🤖 AI Summary
In high-dimensional, large-scale data analysis—such as single-cell CRISPR screens—conditional independence testing faces a fundamental trade-off between statistical accuracy and computational efficiency. To address this, we propose spaCRT, the first framework systematically integrating saddlepoint approximation (SPA) into conditional randomization tests (CRT). We establish theoretical guarantees: spaCRT’s p-value relative error converges to zero, and it is asymptotically equivalent to dCRT while achieving comparable finite-sample performance—the first rigorous theoretical foundation for SPA in CRT. Experiments on synthetic and real single-cell multi-omics datasets demonstrate that spaCRT strictly controls Type-I error, maintains high statistical power, and reduces runtime significantly compared to dCRT, outperforming existing asymptotic and resampling-based methods.
📝 Abstract
We introduce the saddlepoint approximation-based conditional randomization test (spaCRT), a novel conditional independence test that effectively balances statistical accuracy and computational efficiency, inspired by applications to single-cell CRISPR screens. Resampling-based methods like the distilled conditional randomization test (dCRT) offer statistical precision but at a high computational cost. The spaCRT leverages a saddlepoint approximation to the resampling distribution of the dCRT test statistic, achieving very similar finite-sample statistical performance with significantly reduced computational demands.

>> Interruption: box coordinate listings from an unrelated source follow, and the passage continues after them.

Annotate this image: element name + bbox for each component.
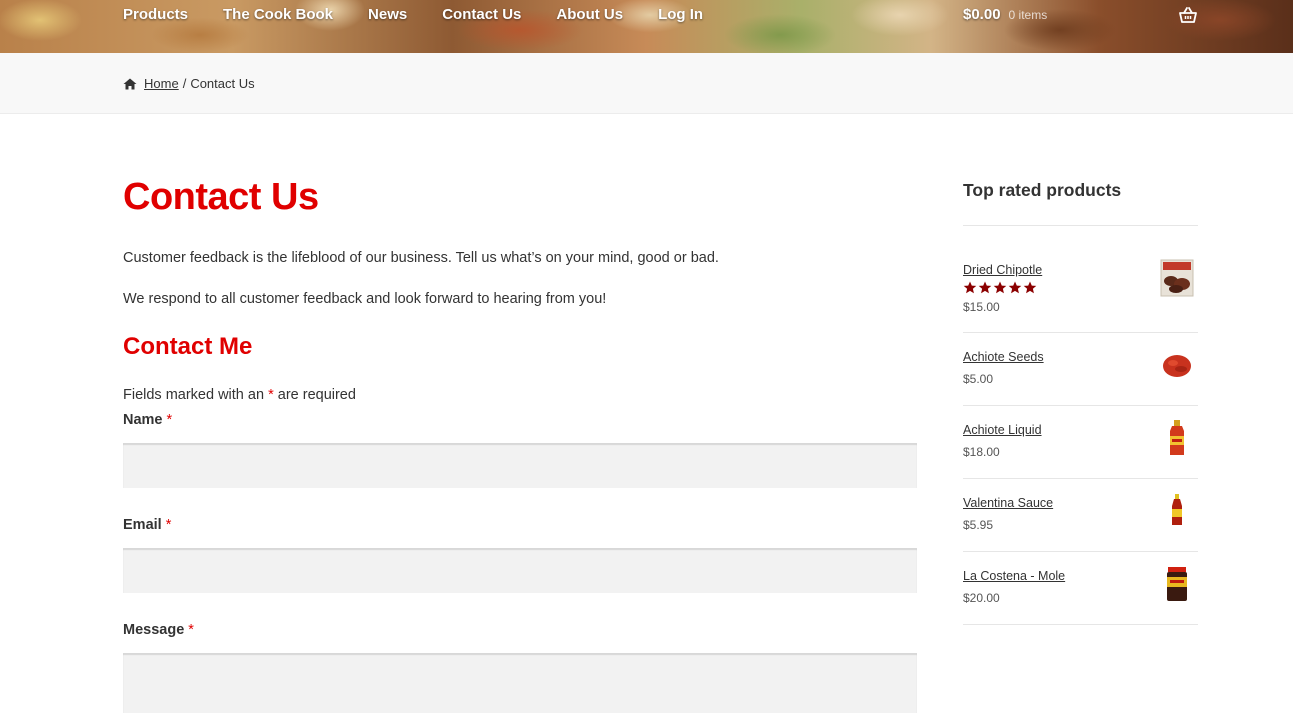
dried-chipotle-thumbnail[interactable] [1159,259,1195,297]
required-note-text: Fields marked with an [123,387,265,403]
product-link[interactable]: Achiote Liquid [963,423,1042,437]
star-icon [1008,281,1022,294]
product-price: $18.00 [963,445,1000,459]
cart-total[interactable]: $0.00 [963,6,1001,23]
star-rating [963,281,1037,294]
top-rated-products-title: Top rated products [963,180,1122,200]
message-label-text: Message [123,622,185,638]
nav-item-cook-book[interactable]: The Cook Book [223,6,333,23]
product-item-achiote-liquid: Achiote Liquid $18.00 [963,420,1198,479]
name-label-text: Name [123,412,163,428]
cart-item-count[interactable]: 0 items [1009,8,1048,22]
name-field-label: Name * [123,412,172,428]
required-marker: * [166,412,173,428]
product-price: $5.00 [963,372,994,386]
widget-divider [963,225,1198,226]
intro-paragraph-2: We respond to all customer feedback and … [123,291,607,307]
breadcrumb-current: Contact Us [190,76,255,91]
star-icon [1023,281,1037,294]
intro-paragraph-1: Customer feedback is the lifeblood of ou… [123,250,719,266]
mole-jar-thumbnail[interactable] [1159,565,1195,603]
star-icon [963,281,977,294]
email-field-label: Email * [123,517,171,533]
nav-item-news[interactable]: News [368,6,407,23]
breadcrumb-separator: / [182,76,187,91]
achiote-seeds-thumbnail[interactable] [1159,346,1195,384]
breadcrumb-home-link[interactable]: Home [144,76,179,91]
basket-icon[interactable] [1178,6,1198,24]
page-title: Contact Us [123,176,319,218]
message-field-label: Message * [123,622,194,638]
nav-item-log-in[interactable]: Log In [658,6,703,23]
nav-item-products[interactable]: Products [123,6,188,23]
product-link[interactable]: Achiote Seeds [963,350,1044,364]
product-link[interactable]: Dried Chipotle [963,263,1042,277]
star-icon [993,281,1007,294]
home-icon [123,78,137,89]
product-item-dried-chipotle: Dried Chipotle $15.00 [963,259,1198,333]
primary-navigation: Products The Cook Book News Contact Us A… [123,6,738,23]
product-price: $20.00 [963,591,1000,605]
achiote-liquid-thumbnail[interactable] [1159,419,1195,457]
product-price: $15.00 [963,300,1000,314]
required-marker: * [268,387,274,403]
site-header-banner: Products The Cook Book News Contact Us A… [0,0,1293,53]
header-cart[interactable]: $0.00 0 items [963,6,1047,23]
product-item-valentina-sauce: Valentina Sauce $5.95 [963,494,1198,552]
email-field[interactable] [123,548,917,593]
nav-item-about-us[interactable]: About Us [556,6,623,23]
product-link[interactable]: Valentina Sauce [963,496,1053,510]
star-icon [978,281,992,294]
breadcrumb: Home / Contact Us [123,76,255,91]
message-field[interactable] [123,653,917,713]
product-price: $5.95 [963,518,994,532]
required-note-text-end: are required [277,387,356,403]
name-field[interactable] [123,443,917,488]
required-marker: * [188,622,194,638]
product-item-la-costena-mole: La Costena - Mole $20.00 [963,567,1198,625]
valentina-sauce-thumbnail[interactable] [1159,492,1195,530]
breadcrumb-bar: Home / Contact Us [0,53,1293,114]
required-marker: * [165,517,172,533]
product-item-achiote-seeds: Achiote Seeds $5.00 [963,350,1198,406]
nav-item-contact-us[interactable]: Contact Us [442,6,521,23]
email-label-text: Email [123,517,162,533]
form-title: Contact Me [123,333,253,360]
required-fields-note: Fields marked with an * are required [123,387,356,403]
product-link[interactable]: La Costena - Mole [963,569,1065,583]
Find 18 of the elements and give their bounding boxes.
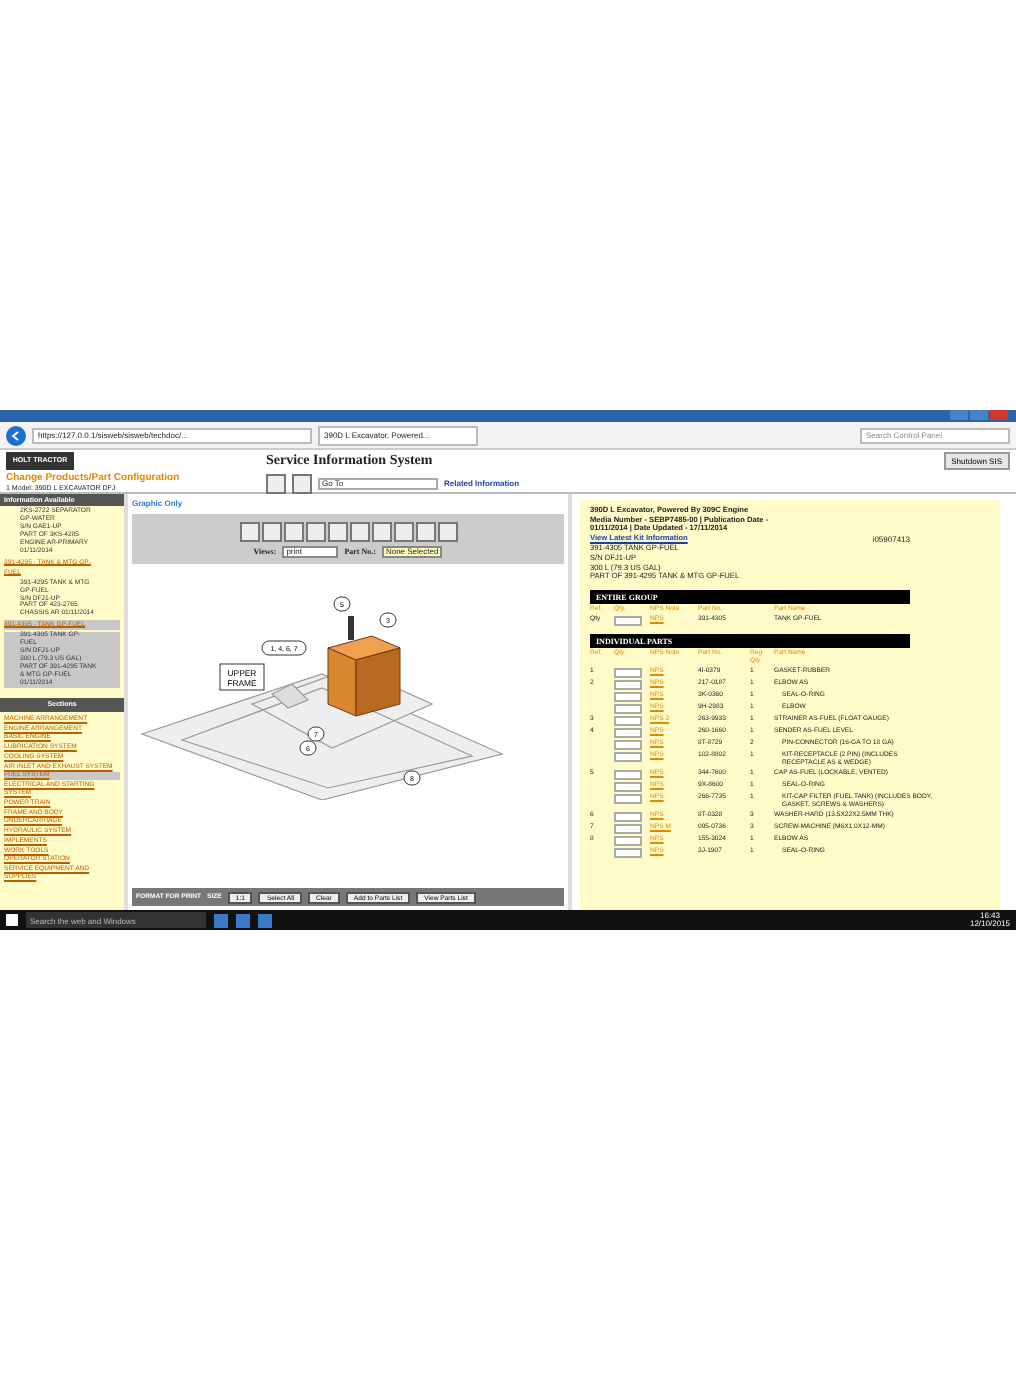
quantity-field[interactable] <box>614 835 642 846</box>
quantity-field[interactable] <box>614 692 642 702</box>
quantity-field[interactable] <box>614 769 642 780</box>
quantity-field[interactable] <box>614 752 642 762</box>
quantity-field[interactable] <box>614 680 642 690</box>
quantity-field[interactable] <box>614 793 642 804</box>
quantity-field[interactable] <box>614 740 642 750</box>
quantity-field[interactable] <box>614 781 642 792</box>
quantity-field[interactable] <box>614 616 642 627</box>
quantity-field[interactable] <box>614 728 642 738</box>
quantity-field[interactable] <box>614 823 642 834</box>
quantity-field[interactable] <box>614 847 642 858</box>
fuel-tank-drawing <box>327 616 401 717</box>
quantity-field[interactable] <box>614 704 642 714</box>
quantity-field[interactable] <box>614 668 642 678</box>
quantity-field[interactable] <box>614 716 642 726</box>
back-button[interactable] <box>6 425 26 445</box>
quantity-field[interactable] <box>614 811 642 822</box>
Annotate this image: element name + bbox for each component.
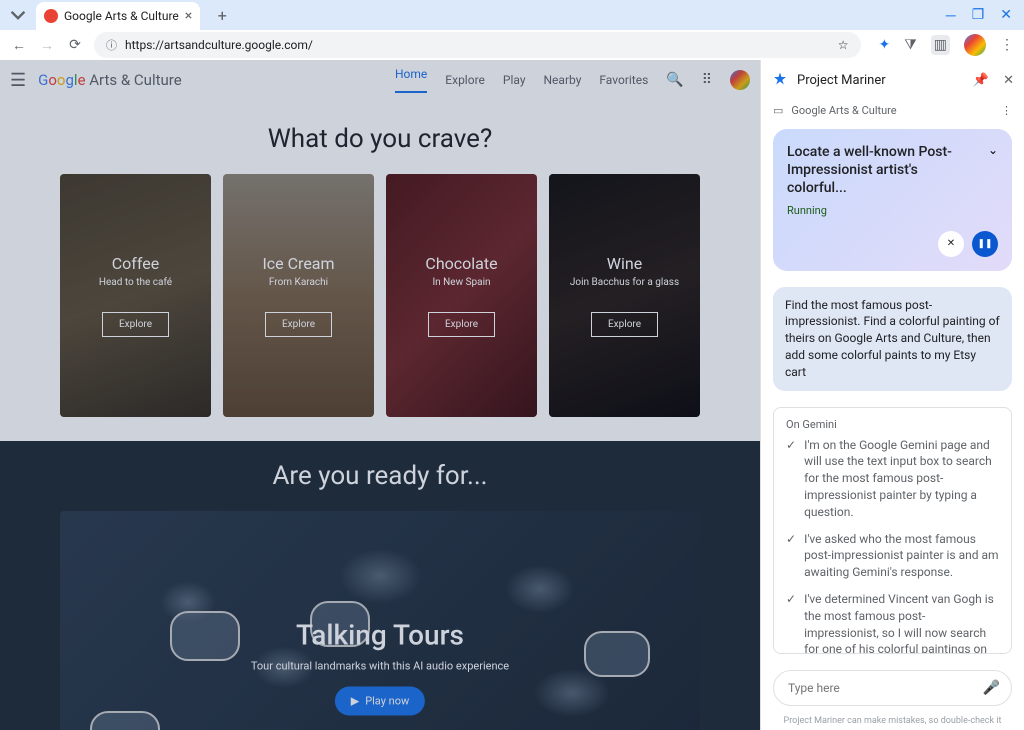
mariner-sidebar: Project Mariner 📌 ✕ ▭ Google Arts & Cult…: [760, 60, 1024, 730]
gac-header: ☰ Google Arts & Culture Home Explore Pla…: [0, 60, 760, 100]
explore-button[interactable]: Explore: [591, 312, 658, 337]
mariner-logo-icon: [771, 71, 789, 89]
tab-title: Google Arts & Culture: [64, 9, 179, 23]
gac-avatar[interactable]: [730, 70, 750, 90]
restore-icon[interactable]: ❐: [972, 7, 985, 24]
crave-title: What do you crave?: [0, 124, 760, 154]
search-icon[interactable]: 🔍: [666, 72, 683, 88]
profile-avatar[interactable]: [964, 34, 986, 56]
check-icon: ✓: [786, 532, 796, 581]
hamburger-icon[interactable]: ☰: [10, 70, 26, 91]
pin-icon[interactable]: 📌: [973, 73, 989, 88]
bookmark-icon[interactable]: ☆: [838, 38, 849, 52]
site-info-icon[interactable]: ⓘ: [106, 37, 117, 53]
step-item: ✓I'm on the Google Gemini page and will …: [786, 437, 999, 521]
tour-title: Talking Tours: [251, 619, 509, 652]
task-card[interactable]: Locate a well-known Post-Impressionist a…: [773, 129, 1012, 271]
context-label: Google Arts & Culture: [791, 104, 896, 117]
ready-title: Are you ready for...: [0, 461, 760, 491]
stop-button[interactable]: ✕: [938, 231, 964, 257]
card-wine[interactable]: Wine Join Bacchus for a glass Explore: [549, 174, 700, 417]
card-chocolate[interactable]: Chocolate In New Spain Explore: [386, 174, 537, 417]
mic-icon[interactable]: 🎤: [983, 680, 1000, 696]
crave-cards: Coffee Head to the café Explore Ice Crea…: [0, 174, 760, 417]
card-icecream[interactable]: Ice Cream From Karachi Explore: [223, 174, 374, 417]
url-text: https://artsandculture.google.com/: [125, 38, 313, 52]
ready-section: Are you ready for... Talking Tours Tour …: [0, 441, 760, 730]
tab-context-icon: ▭: [773, 104, 783, 117]
reload-icon[interactable]: ⟳: [66, 36, 84, 54]
step-item: ✓I've determined Vincent van Gogh is the…: [786, 591, 999, 654]
chevron-down-icon[interactable]: ⌄: [988, 143, 998, 157]
talking-tours-card[interactable]: Talking Tours Tour cultural landmarks wi…: [60, 511, 700, 730]
address-bar: ← → ⟳ ⓘ https://artsandculture.google.co…: [0, 30, 1024, 60]
back-icon[interactable]: ←: [10, 36, 28, 54]
url-input[interactable]: ⓘ https://artsandculture.google.com/ ☆: [94, 32, 861, 58]
check-icon: ✓: [786, 438, 796, 521]
apps-icon[interactable]: ⠿: [702, 72, 712, 88]
step-context: On Gemini: [786, 418, 999, 431]
tab-favicon-icon: [44, 9, 58, 23]
card-coffee[interactable]: Coffee Head to the café Explore: [60, 174, 211, 417]
step-item: ✓I've asked who the most famous post-imp…: [786, 531, 999, 581]
nav-explore[interactable]: Explore: [445, 73, 485, 87]
tab-bar: Google Arts & Culture × + ─ ❐ ✕: [0, 0, 1024, 30]
menu-icon[interactable]: ⋮: [1000, 37, 1014, 53]
new-tab-button[interactable]: +: [210, 3, 234, 27]
play-now-button[interactable]: ▶Play now: [335, 687, 426, 716]
context-menu-icon[interactable]: ⋮: [1001, 104, 1012, 117]
explore-button[interactable]: Explore: [265, 312, 332, 337]
close-window-icon[interactable]: ✕: [1000, 7, 1012, 24]
nav-nearby[interactable]: Nearby: [544, 73, 582, 87]
disclaimer: Project Mariner can make mistakes, so do…: [761, 714, 1024, 730]
sidepanel-icon[interactable]: ▥: [931, 35, 950, 55]
gac-logo[interactable]: Google Arts & Culture: [38, 71, 182, 89]
tab-close-icon[interactable]: ×: [185, 8, 192, 24]
tour-sub: Tour cultural landmarks with this AI aud…: [251, 660, 509, 673]
mariner-title: Project Mariner: [797, 73, 886, 88]
explore-button[interactable]: Explore: [428, 312, 495, 337]
browser-tab[interactable]: Google Arts & Culture ×: [36, 2, 200, 30]
user-message: Find the most famous post-impressionist.…: [773, 287, 1012, 391]
task-title: Locate a well-known Post-Impressionist a…: [787, 143, 998, 198]
nav-home[interactable]: Home: [395, 67, 427, 93]
tab-search-dropdown[interactable]: [10, 7, 26, 23]
pause-button[interactable]: ❚❚: [972, 231, 998, 257]
nav-play[interactable]: Play: [503, 73, 526, 87]
task-status: Running: [787, 204, 998, 217]
close-sidebar-icon[interactable]: ✕: [1003, 73, 1014, 88]
steps-panel: On Gemini ✓I'm on the Google Gemini page…: [773, 407, 1012, 654]
play-icon: ▶: [351, 695, 359, 708]
nav-favorites[interactable]: Favorites: [599, 73, 648, 87]
minimize-icon[interactable]: ─: [946, 7, 956, 24]
explore-button[interactable]: Explore: [102, 312, 169, 337]
extensions-sparkle-icon[interactable]: ✦: [879, 37, 891, 53]
check-icon: ✓: [786, 592, 796, 654]
extensions-icon[interactable]: ⧩: [904, 37, 917, 53]
chat-input[interactable]: [773, 670, 1012, 706]
forward-icon[interactable]: →: [38, 36, 56, 54]
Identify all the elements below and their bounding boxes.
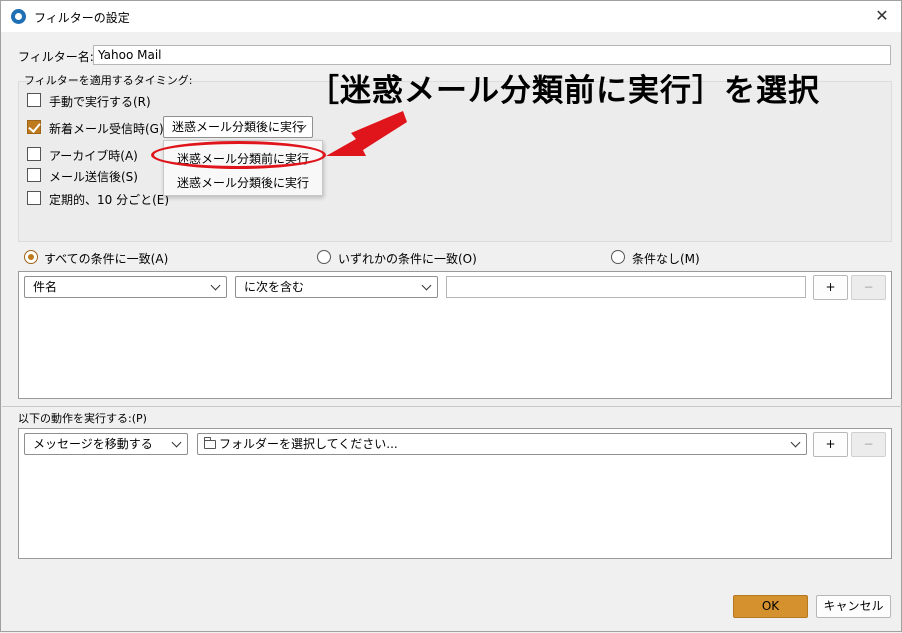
condition-operator-select[interactable]: に次を含む bbox=[235, 276, 438, 298]
folder-icon bbox=[204, 437, 216, 449]
ok-button[interactable]: OK bbox=[733, 595, 808, 618]
condition-field-select[interactable]: 件名 bbox=[24, 276, 227, 298]
cancel-button[interactable]: キャンセル bbox=[816, 595, 891, 618]
remove-action-button[interactable]: − bbox=[851, 432, 886, 457]
action-type-value: メッセージを移動する bbox=[33, 437, 153, 451]
match-none-radio[interactable] bbox=[611, 250, 625, 264]
target-folder-select[interactable]: フォルダーを選択してください... bbox=[197, 433, 807, 455]
section-divider bbox=[2, 406, 902, 407]
match-all-label: すべての条件に一致(A) bbox=[44, 252, 169, 266]
add-condition-button[interactable]: + bbox=[813, 275, 848, 300]
match-any-label: いずれかの条件に一致(O) bbox=[338, 252, 477, 266]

We prove that the spaCRT $p$-value approximates the dCRT $p$-value with vanishing relative error, and that these two tests are asymptotically equivalent. Through extensive simulations and real data analysis, we demonstrate that the spaCRT controls Type-I error and maintains high power, outperforming other asymptotic and resampling-based tests. Our method is particularly well-suited for large-scale single-cell CRISPR screen analyses, facilitating the efficient and accurate assessment of perturbation-gene associations.